La tendenza attuale della politica sembra quella di favorire il privato a scapito del pubblico. Si troverà un equilibrio?
L’equilibrio si può raggiungere, e lo dimostrano le numerose realtà in cui l’ospedalità pubblica ha realizzato convenzioni con quella privata. In Emilia Romagna gli operatori sanitari del pubblico possono andare in certe strutture private per erogare servizi che non si riuscirebbero a fornire nell’ospedale; il modello funziona e dovrebbe essere esportato in altre Regioni.
Anche i contratti dei sanitari potrebbero essere integrati; se dopo tanti anni di carriera un professionista vede costantemente diminuire il suo potere d’acquisto e non vede nessuna possibilità di carriera, ovviamente cerca soluzioni altrove.
In questo scenario, ci sono specificità che riguardano l’ortopedia?
L’ortopedia è in particolare sofferenza. Mentre è facile trovare chi fa chirurgia d’elezione, è molto complicato avere professionisti che operino nell’emergenza-urgenza. Ci sono pazienti che restano giorni in pronto soccorso e non dobbiamo far finta che la causa sia il medico che non lavora. Questo apre un altro capitolo: a mio parere l’etichetta di lavoro usurante potrebbe essere applicata senza bisogno di ulteriori dimostrazioni e ottenere tutti i benefici connessi rappresenterebbe un utile incentivo.
Ci sono molte strutture ortopediche, in Sicilia e non solo, fortemente carenti in termini di organico e i concorsi non risolvono la situazione. Abbiamo avuto concorsi per decine di assunzioni dove si sono presentati in pochi e addirittura in alcuni casi il bando è andato deserto; capita anche che coloro che si presentano al concorso e lo vincono, poi rinunciano. Viviamo una realtà sanitaria caratterizzata da una forte mobilità regionale, in cui sono sempre gli stessi medici che vanno da un ospedale all’altro per migliorare le condizioni economiche o la qualità professionale, mentre una vera immissione di giovani nel sistema sanitario ancora non c’è stata.
Un problema generale è quello delle liste d’attesa per gli interventi di elezione, che si erano allungate molto durante la pandemia. Ora le cose sono migliorate?
Per fortuna l’assessorato regionale ha capito quello che stava succedendo, ha recepito le indicazioni nazionali e ha erogato dei finanziamenti su tutte le strutture della Regione, proprio al fine di promuovere l’attività chirurgica in elezione.

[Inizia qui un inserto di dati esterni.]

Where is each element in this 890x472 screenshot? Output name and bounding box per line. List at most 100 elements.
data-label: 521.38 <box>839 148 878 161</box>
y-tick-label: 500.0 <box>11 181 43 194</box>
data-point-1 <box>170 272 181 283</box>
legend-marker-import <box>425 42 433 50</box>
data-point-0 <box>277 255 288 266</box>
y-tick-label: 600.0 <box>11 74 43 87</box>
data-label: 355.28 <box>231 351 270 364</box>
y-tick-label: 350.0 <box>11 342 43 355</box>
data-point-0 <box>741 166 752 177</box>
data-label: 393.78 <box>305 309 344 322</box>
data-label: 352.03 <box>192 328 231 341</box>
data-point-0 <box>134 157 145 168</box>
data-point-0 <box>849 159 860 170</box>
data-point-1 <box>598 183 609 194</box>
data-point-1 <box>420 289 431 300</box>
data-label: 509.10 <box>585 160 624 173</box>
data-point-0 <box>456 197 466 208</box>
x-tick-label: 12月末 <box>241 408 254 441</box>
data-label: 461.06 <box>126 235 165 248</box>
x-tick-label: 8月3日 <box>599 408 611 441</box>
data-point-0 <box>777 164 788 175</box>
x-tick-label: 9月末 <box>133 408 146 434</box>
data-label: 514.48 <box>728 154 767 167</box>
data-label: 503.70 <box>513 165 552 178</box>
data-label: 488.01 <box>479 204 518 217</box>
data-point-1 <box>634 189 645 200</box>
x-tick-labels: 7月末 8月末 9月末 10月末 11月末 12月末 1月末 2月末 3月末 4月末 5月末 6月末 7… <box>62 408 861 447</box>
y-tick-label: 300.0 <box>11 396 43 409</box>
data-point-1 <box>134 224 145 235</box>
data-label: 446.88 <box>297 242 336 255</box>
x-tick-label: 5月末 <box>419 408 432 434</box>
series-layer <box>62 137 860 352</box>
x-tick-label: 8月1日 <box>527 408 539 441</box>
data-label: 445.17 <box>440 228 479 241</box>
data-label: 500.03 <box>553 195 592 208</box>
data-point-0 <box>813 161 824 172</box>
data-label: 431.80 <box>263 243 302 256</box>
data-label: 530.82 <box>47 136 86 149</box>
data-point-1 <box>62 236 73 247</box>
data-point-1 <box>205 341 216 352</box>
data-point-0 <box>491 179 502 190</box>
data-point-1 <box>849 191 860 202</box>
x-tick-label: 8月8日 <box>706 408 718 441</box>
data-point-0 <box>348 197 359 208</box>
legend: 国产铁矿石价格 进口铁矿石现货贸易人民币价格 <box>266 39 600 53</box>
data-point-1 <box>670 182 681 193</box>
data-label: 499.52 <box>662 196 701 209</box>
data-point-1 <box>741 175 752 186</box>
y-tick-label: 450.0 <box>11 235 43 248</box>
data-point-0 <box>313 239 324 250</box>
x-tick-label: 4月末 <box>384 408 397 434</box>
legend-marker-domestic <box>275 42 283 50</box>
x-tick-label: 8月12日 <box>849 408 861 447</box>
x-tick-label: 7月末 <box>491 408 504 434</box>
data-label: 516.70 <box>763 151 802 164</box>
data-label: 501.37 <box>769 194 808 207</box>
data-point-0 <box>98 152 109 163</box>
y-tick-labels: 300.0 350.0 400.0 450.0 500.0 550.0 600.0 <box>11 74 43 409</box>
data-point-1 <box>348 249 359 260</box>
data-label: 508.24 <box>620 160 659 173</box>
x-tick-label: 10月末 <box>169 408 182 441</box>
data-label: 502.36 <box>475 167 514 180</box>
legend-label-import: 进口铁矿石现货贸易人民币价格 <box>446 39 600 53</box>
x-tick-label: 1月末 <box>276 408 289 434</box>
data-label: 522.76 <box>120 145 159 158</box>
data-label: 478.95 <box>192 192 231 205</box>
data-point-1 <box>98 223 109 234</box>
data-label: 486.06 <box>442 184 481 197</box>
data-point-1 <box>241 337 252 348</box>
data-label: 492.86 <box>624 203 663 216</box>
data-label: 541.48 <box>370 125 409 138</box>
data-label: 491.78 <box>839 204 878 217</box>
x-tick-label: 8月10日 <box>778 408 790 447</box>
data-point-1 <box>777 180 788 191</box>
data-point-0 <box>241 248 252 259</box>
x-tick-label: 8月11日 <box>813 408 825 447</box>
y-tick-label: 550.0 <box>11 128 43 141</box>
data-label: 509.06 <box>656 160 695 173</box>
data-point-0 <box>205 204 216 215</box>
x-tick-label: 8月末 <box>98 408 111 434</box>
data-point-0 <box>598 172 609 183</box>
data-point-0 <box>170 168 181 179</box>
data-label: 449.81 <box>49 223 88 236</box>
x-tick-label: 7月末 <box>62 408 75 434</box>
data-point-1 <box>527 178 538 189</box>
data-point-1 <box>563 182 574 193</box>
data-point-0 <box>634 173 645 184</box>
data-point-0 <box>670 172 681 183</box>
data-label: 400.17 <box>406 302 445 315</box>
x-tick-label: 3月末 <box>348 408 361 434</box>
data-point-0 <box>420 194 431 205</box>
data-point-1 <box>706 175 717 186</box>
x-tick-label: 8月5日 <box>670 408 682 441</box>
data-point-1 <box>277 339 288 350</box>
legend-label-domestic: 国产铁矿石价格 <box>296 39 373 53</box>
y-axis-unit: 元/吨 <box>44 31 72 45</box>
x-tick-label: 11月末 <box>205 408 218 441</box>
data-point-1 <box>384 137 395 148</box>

Questo ha aiutato moltissimo. Del resto, gli stessi soldi sarebbero stati altrimenti spesi in mobilità passiva. Certo, resta il problema che i medici non ci sono, l’emergenza-urgenza la si deve fare e il sistema è strozzato.
La chiusura dei piccoli ospedali non ha portato a un miglioramento dei bilanci sanitari delle Regioni?
Il tentativo di risparmiare chiudendo i piccoli ospedali funziona fino a un certo punto. È vero che ci sono delle realtà locali mantenute per volontà politica, perché sono un bacino di voti per il politico di turno, ma oggettivamente le chiusure non sempre si possono fare. La viabilità costituisce una limitazione importante e il diritto alla salute va mantenuto anche in zone disagiate, dove la rete viaria non è adeguata.